Status of radial glia in Gsh2^−/− mutants. At E12.5, the domain of BLBP⁺ radial glia appeared to be shifted more ventral in Gsh2^−/− mutants (A, B, arrowheads mark distance between lower limit of BLBP expression in the LGE and the LGE/MGE sulcus). As revealed by Pax6 immunostaining, a reduction in the number of Pax6⁺ cells (green, arrows) in the ventrolateral telencephalon was observed in Gsh2^−/− mutants compared with controls (C, D). However, in Gsh2^−/− mutants, RC2⁺ radial glial morphology (red, double arrowheads C, D and boxed regions shown in higher magnification in E, F) appeared normal. Scale bar (in A): A, B, 150 μm; C, D, 50 μm; E, F, 20 μm.

Figure 10.

The defect in Dlx2⁺ migration in Gsh2^−/− mutants along the LCS is not rescued in vitro.
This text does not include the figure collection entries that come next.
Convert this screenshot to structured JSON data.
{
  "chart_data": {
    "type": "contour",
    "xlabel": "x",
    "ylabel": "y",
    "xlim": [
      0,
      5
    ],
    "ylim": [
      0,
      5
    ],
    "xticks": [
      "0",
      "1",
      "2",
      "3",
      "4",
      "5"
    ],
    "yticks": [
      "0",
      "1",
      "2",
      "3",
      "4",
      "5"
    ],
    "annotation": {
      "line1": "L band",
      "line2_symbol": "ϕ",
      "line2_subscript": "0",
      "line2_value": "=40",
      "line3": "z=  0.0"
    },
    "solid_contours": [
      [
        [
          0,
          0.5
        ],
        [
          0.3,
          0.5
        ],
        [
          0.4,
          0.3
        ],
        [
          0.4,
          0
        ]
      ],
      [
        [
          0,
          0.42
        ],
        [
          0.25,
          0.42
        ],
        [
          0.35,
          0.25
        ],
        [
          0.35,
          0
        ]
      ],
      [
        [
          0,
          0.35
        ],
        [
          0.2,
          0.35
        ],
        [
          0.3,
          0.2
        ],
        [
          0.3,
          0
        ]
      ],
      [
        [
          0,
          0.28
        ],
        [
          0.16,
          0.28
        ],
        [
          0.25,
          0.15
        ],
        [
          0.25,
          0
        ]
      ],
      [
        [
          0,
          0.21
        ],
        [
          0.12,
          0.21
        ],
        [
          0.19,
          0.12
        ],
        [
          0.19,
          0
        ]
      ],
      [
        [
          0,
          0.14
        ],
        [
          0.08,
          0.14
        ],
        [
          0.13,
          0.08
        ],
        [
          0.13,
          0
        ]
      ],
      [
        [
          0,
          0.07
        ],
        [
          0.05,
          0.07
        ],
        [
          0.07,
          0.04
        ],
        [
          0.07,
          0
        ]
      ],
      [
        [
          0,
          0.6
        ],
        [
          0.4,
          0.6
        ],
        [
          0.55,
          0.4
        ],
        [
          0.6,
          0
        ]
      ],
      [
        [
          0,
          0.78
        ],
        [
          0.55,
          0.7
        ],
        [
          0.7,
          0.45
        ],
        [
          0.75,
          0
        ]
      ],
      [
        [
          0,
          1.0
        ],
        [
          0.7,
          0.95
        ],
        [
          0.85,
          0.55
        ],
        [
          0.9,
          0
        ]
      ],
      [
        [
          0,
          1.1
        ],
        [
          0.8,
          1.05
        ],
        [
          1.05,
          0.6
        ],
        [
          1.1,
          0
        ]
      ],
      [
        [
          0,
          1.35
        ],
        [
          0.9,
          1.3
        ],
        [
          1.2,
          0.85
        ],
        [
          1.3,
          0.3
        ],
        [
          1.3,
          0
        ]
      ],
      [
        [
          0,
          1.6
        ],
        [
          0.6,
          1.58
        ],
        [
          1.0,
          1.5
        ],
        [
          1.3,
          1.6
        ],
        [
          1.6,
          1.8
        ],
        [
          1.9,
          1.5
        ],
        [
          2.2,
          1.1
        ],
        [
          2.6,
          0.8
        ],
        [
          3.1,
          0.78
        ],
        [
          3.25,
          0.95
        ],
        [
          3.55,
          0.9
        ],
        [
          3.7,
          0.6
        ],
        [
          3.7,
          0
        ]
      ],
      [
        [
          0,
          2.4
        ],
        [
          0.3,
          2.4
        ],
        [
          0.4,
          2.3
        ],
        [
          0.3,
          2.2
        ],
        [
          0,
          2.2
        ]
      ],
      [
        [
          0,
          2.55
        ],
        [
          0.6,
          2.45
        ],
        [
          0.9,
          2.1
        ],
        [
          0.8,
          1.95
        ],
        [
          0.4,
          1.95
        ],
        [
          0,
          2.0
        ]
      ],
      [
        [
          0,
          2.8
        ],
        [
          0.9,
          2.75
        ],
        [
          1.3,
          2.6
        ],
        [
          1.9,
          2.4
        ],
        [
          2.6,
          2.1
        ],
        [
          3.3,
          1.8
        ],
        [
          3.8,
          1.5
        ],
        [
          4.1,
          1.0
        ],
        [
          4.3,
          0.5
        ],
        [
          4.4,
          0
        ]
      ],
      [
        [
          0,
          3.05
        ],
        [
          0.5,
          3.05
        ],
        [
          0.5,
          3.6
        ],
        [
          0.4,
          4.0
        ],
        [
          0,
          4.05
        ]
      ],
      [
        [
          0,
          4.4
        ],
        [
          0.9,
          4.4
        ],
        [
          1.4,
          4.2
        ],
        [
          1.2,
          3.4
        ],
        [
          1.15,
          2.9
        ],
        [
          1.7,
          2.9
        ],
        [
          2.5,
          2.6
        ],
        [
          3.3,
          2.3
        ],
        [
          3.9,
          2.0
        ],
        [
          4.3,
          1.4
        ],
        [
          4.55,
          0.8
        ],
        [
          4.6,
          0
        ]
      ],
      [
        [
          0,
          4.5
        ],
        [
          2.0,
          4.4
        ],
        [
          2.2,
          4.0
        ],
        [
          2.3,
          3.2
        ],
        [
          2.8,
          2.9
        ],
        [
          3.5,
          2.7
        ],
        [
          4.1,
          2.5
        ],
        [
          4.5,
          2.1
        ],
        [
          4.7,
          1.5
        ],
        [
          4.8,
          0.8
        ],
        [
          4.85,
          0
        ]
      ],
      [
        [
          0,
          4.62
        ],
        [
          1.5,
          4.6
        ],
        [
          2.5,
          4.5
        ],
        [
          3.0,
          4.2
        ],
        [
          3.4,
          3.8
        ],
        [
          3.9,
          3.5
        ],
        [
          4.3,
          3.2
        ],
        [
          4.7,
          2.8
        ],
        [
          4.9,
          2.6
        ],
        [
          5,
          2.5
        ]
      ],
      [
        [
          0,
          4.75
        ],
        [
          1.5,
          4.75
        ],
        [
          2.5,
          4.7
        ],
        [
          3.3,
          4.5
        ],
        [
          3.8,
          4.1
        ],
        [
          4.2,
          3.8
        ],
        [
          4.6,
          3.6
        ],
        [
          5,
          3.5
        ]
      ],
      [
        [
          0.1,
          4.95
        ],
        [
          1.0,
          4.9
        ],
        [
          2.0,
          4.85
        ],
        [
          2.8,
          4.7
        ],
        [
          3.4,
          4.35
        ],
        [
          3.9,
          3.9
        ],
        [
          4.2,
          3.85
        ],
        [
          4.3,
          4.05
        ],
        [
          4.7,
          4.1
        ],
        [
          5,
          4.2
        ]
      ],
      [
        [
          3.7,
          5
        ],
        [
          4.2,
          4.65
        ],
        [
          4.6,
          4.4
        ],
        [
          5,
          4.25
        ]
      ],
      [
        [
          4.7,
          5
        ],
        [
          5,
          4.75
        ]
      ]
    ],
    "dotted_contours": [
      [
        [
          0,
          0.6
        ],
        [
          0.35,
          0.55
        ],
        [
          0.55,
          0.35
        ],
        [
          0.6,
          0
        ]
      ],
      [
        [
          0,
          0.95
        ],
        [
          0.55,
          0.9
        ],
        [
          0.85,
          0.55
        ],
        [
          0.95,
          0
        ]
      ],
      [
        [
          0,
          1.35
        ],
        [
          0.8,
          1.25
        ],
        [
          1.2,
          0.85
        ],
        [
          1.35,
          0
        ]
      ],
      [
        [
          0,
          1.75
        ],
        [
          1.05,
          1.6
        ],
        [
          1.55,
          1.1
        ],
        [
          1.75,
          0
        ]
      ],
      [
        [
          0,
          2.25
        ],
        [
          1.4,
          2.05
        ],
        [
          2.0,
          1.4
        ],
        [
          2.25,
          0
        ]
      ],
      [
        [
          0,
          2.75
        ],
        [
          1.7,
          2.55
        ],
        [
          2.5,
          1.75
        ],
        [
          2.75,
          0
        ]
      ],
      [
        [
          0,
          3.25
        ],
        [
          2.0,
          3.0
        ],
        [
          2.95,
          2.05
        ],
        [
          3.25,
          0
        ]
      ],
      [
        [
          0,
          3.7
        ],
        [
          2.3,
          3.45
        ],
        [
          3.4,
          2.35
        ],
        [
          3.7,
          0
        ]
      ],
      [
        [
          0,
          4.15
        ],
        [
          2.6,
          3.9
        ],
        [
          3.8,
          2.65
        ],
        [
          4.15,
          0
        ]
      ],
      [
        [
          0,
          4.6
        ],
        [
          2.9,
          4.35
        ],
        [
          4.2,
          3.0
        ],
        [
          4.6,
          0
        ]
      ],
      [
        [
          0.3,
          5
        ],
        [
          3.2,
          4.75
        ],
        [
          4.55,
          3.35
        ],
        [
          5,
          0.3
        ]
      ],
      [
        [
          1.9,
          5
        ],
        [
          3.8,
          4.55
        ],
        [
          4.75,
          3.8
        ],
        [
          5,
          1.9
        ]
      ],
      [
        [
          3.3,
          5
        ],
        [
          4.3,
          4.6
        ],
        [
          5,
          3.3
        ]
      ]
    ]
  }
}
Telencephalic explants of the CSB region were dissected from Gsh2^−/−;Dlx2^+/tauLacZ and control animals at E13.5 and were cultured on Matrigel for 3–4 d, fixed, and subsequently LacZ stained. In control brains (A–D), robust, Dlx2⁺ chain-like migration was observed along the presumptive LCS and RMS. Boxed regions in A and B are shown at higher magnification in C and D, respectively. Arrows in C show tight chains of putative RMS migrating Dlx2⁺ cells. Arrows in D show chains of Dlx2⁺ putative LCS cells. A reduced number of explants from Gsh2^−/−;Dlx2^+/tauLacZ mice (E, F), displayed migration along the LCS. The asterisk indicates region of expected LCS migration in mutant explants. In controls (n = 22 animals, 77 explants), 79.2% of explants displayed migration along both RMS and LCS, whereas in Gsh2^−/−;Dlx2^+/tauLacZ mutants (n = 7 animals, 27 explants), only 22.2% of explants displayed migration along both RMS and LCS. Scale bar: A, B, E, F, 250 μm; C, D, 100 μm.